You may think this is not so necessary. "Hey, I was just in school!" But elementary school was a lonnnng time ago. And high school-- well, there were many parts to which you were not paying attention. You didn't see what happened in classes you didn't take, and in your own classes, you weren't paying attention to what the teacher actually did.

But the most important question to ask is about what sort of support you will get while in the field. This is by far one of the weakest areas in many programs. In your fifteen weeks in the field, you might see your supervisor three times-- and it will b a supervisor who has never previously met you and doesn't know you from a whole in the ground. In these programs, your success and the foundation of your career rests on the blind luck of your cooperating teacher selection.

Your supervisor should see you often-- weekly is not too often. It would be nice if he was a professor who already knew you, but many programs hire retired teachers to do supervision, and they can turn out to be good mentors as well.

Support also means processing and reflection time. Say, a methods course taken while student teaching in which student teachers and their supervisors talk about the hows and whys of what's going on in those classrooms during that same week.

But if the school's approach is to say, "We got a placement lined up. There will be someone by a couple times to make sure you're still alive. See ya next semester," that's not a good program.

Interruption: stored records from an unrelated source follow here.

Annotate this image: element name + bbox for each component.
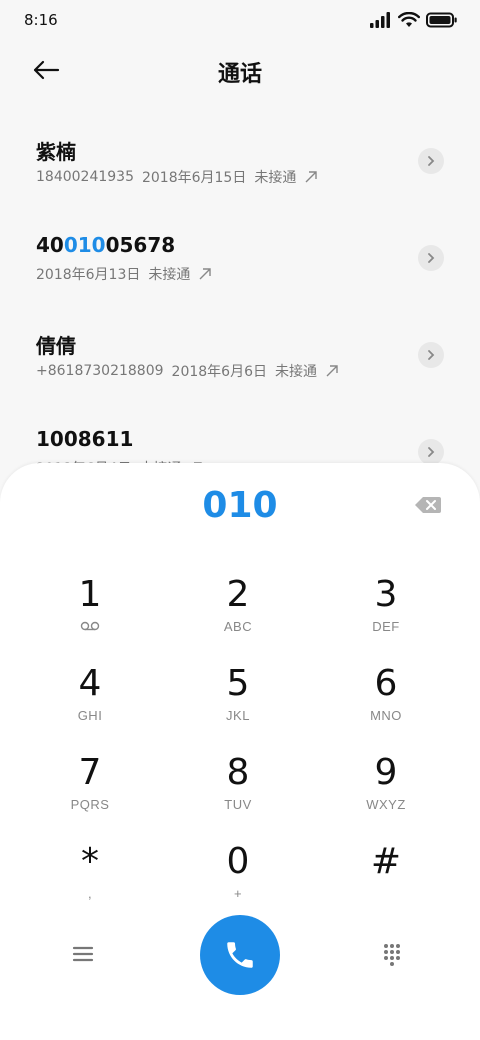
call-log-list: 紫楠 18400241935 2018年6月15日 未接通 4001005678… (0, 112, 480, 500)
call-detail-button[interactable] (418, 342, 444, 368)
call-meta: 18400241935 2018年6月15日 未接通 (36, 167, 318, 187)
dialpad-icon (384, 944, 400, 966)
key-5[interactable]: 5 JKL (178, 662, 298, 742)
contact-name: 4001005678 (36, 233, 176, 257)
app-header: 通话 (0, 40, 480, 100)
call-detail-button[interactable] (418, 439, 444, 465)
chevron-right-icon (428, 253, 435, 263)
outgoing-arrow-icon (199, 268, 212, 280)
battery-icon (426, 12, 457, 28)
call-meta: 2018年6月13日 未接通 (36, 264, 212, 284)
call-status: 未接通 (254, 170, 297, 186)
wifi-icon (398, 12, 420, 27)
call-status: 未接通 (148, 267, 191, 283)
status-time: 8:16 (24, 11, 58, 29)
key-0[interactable]: 0 + (178, 840, 298, 920)
call-log-item[interactable]: 倩倩 +8618730218809 2018年6月6日 未接通 (0, 306, 480, 403)
dialpad-toggle-button[interactable] (382, 943, 408, 969)
status-icons (370, 10, 458, 30)
call-date: 2018年6月15日 (141, 170, 247, 186)
key-star[interactable]: * , (30, 840, 150, 920)
menu-button[interactable] (72, 945, 98, 969)
dialer-bottom-bar (0, 915, 480, 999)
call-meta: +8618730218809 2018年6月6日 未接通 (36, 361, 339, 381)
call-number: +8618730218809 (36, 363, 164, 379)
dialed-number[interactable]: 010 (0, 485, 480, 526)
voicemail-icon (30, 619, 150, 634)
dialer-sheet: 010 1 2 ABC 3 DEF 4 GHI 5 JKL 6 MNO 7 PQ… (0, 463, 480, 1040)
backspace-icon (415, 497, 441, 513)
key-2[interactable]: 2 ABC (178, 573, 298, 653)
chevron-right-icon (428, 447, 435, 457)
call-detail-button[interactable] (418, 245, 444, 271)
chevron-right-icon (428, 156, 435, 166)
status-bar: 8:16 (0, 0, 480, 40)
contact-name: 倩倩 (36, 334, 76, 358)
key-hash[interactable]: # (326, 840, 446, 920)
call-number: 18400241935 (36, 169, 134, 185)
outgoing-arrow-icon (326, 365, 338, 377)
contact-name: 紫楠 (36, 140, 76, 164)
call-log-item[interactable]: 4001005678 2018年6月13日 未接通 (0, 209, 480, 306)
chevron-right-icon (428, 350, 435, 360)
key-1[interactable]: 1 (30, 573, 150, 653)
page-title: 通话 (217, 62, 262, 87)
key-9[interactable]: 9 WXYZ (326, 751, 446, 831)
call-detail-button[interactable] (418, 148, 444, 174)
call-status: 未接通 (274, 364, 317, 380)
key-7[interactable]: 7 PQRS (30, 751, 150, 831)
phone-icon (227, 942, 253, 968)
key-4[interactable]: 4 GHI (30, 662, 150, 742)
call-button[interactable] (200, 915, 280, 995)
call-log-item[interactable]: 紫楠 18400241935 2018年6月15日 未接通 (0, 112, 480, 209)
call-date: 2018年6月13日 (36, 267, 141, 283)
call-date: 2018年6月6日 (171, 364, 267, 380)
contact-name: 1008611 (36, 427, 134, 451)
backspace-button[interactable] (414, 495, 444, 519)
signal-icon (370, 12, 390, 28)
key-6[interactable]: 6 MNO (326, 662, 446, 742)
outgoing-arrow-icon (305, 171, 318, 183)
menu-icon (72, 946, 94, 962)
key-8[interactable]: 8 TUV (178, 751, 298, 831)
key-3[interactable]: 3 DEF (326, 573, 446, 653)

5) Getting you outside of your box.    

One of our local colleges is fairly socially conservative, and it draws many students from private religious schools and homeschooling. They train their student teachers with a strong content background, but when they land here in a public school, there is often some culture shock. "It's almost as if," one frustrated student teacher told me, "as if these students don't really care about Shakespeare." Yes, almost. Another told his co-op, "Oh no, I don't want to teach those classes. Can't I just teach the honors students?"

My own experience was going from this rural, small town mostly white district to student teach in a mostly black urban school. I had preparation and support for that, and it was far better for me as a teacher than if I had simply student taught in a school similar to the one I came from.

Your job as a teacher is not to get students to see the world the same way you see it. It's not just about being culturally sensitive. It's about getting outside of your own box, about being challenged in all of your assumptions about what is normal and reasonable to expect. This will open up your own understanding of the world and how your content fits into it. It will also serve your students because it will keep you from mistaking "different" for "wrong." Every student ought to see someone like them in front of a classroom at least-- at least-- once in their educational career. But barring that, they should at least have a teacher who sees them as they are, and doesn't just see a bunch of deficiencies or differences. If you think you're sure what "normal" is, you are a menace to your students. Your program should, somehow, get you out of that box.

Programs, traditional and alternative, that come up short in these areas are not your best choice. Keep looking and keep asking questions.